Abp Jędraszewski o ONZ i totalitaryzmie ideologicznym
- Tymczasem raport ONZ o prześladowaniu religijnym na świecie dotyczy tego, że niektóre religie, zwłaszcza chrześcijaństwo, mówią, że istnieje grzech, a mówiąc, że jest grzech wprowadzają podziały między ludźmi i przez to piętnują tych, którzy są grzesznikami. Więc według ONZ, trzeba by zabronić Kościołom głoszenie prawdy o tym, że jest grzech i ograniczyć ich wolność. To kolejny trudny do wyobrażenia przejaw totalitaryzmu ideologicznego. W imię wolności walczyć z prawdą Ewangelii. W imię wolności podważać to wszystko, czym żyjemy, co przeżywamy także dzisiaj - powiedział abp Jędraszewski.

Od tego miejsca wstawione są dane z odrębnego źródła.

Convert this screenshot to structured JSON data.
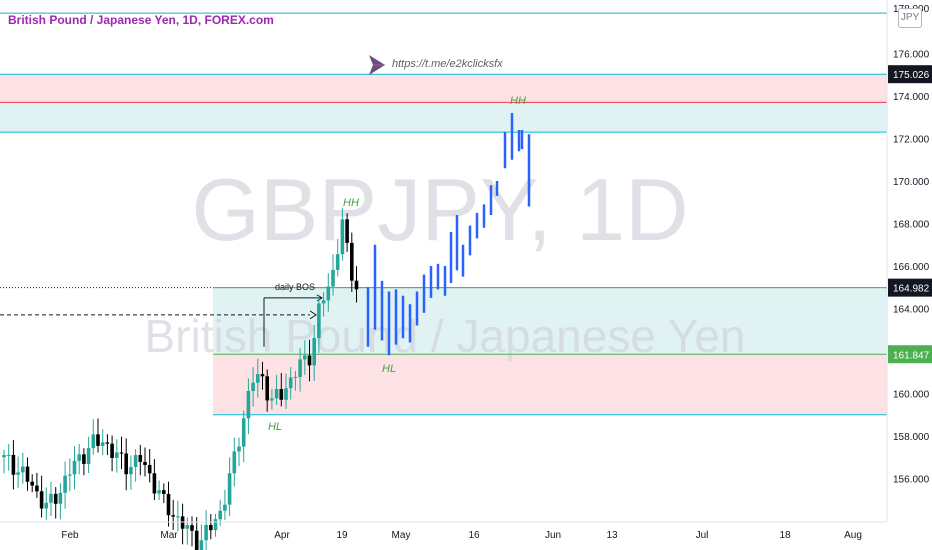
{
  "header": {
    "title": "British Pound / Japanese Yen, 1D, FOREX.com",
    "currency": "JPY",
    "link": "https://t.me/e2kclicksfx"
  },
  "watermark": {
    "symbol": "GBPJPY, 1D",
    "name": "British Pound / Japanese Yen"
  },
  "price_scale": {
    "ticks": [
      "176.000",
      "174.000",
      "172.000",
      "170.000",
      "168.000",
      "166.000",
      "164.000",
      "162.000",
      "160.000",
      "158.000",
      "156.000"
    ],
    "top_partial": "178.000",
    "labels": [
      {
        "text": "175.026",
        "value": 175.026,
        "bg": "#131722",
        "fg": "#ffffff"
      },
      {
        "text": "164.982",
        "value": 164.982,
        "bg": "#131722",
        "fg": "#ffffff"
      },
      {
        "text": "161.847",
        "value": 161.847,
        "bg": "#4caf50",
        "fg": "#ffffff"
      }
    ]
  },
  "time_scale": {
    "ticks": [
      "Feb",
      "Mar",
      "Apr",
      "19",
      "May",
      "16",
      "Jun",
      "13",
      "Jul",
      "18",
      "Aug"
    ]
  },
  "annotations": {
    "hh1": "HH",
    "hh2": "HH",
    "hl1": "HL",
    "hl2": "HL",
    "bos": "daily BOS"
  },
  "colors": {
    "up": "#26a69a",
    "down": "#000000",
    "projection": "#2962ff",
    "resistance": "#f23645",
    "support": "#4caf50",
    "zone_line": "#00bcd4",
    "annotation": "#43a047"
  },
  "chart_data": {
    "type": "candlestick",
    "symbol": "GBPJPY",
    "timeframe": "1D",
    "ylim": [
      154.0,
      178.5
    ],
    "levels": [
      {
        "label": "175.026",
        "value": 175.026
      },
      {
        "label": "164.982",
        "value": 164.982
      },
      {
        "label": "161.847",
        "value": 161.847
      },
      {
        "value": 173.7
      },
      {
        "value": 172.3
      },
      {
        "value": 177.9
      },
      {
        "value": 159.0
      }
    ],
    "zones": [
      {
        "from": 172.3,
        "to": 175.026,
        "fill_top": "#fde2e5",
        "fill_bottom": "#e0f2f1"
      },
      {
        "from": 159.0,
        "to": 164.982,
        "fill_top": "#e0f2f1",
        "fill_bottom": "#fde2e5"
      }
    ]
  }
}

We wtorek przypada jubileuszu 60-lecia koronacji figury Matki Bożej Ludźmierskiej. Uroczystość ta miała miejsce 15 sierpnia 1963 r., a dokonali jej Prymas Tysiąclecia Stefan Kardynał Wyszyński wraz z ówczesnym biskupem krakowskim Karolem Wojtyłą. Podczas błogosławieństwa wiernych, z rąk ukoronowanej figury Gaździny Podhala wypadło berło, które w locie pochwycił biskup Wojtyła. Ten epizod skomentował prymas: "No Karol, Matka Boża przekazuje Ci władzę". Słowa te nabrały nowej wymowy, gdy wkrótce biskup Wojtyła został arcybiskupem metropolitą, następnie kardynałem i wreszcie papieżem.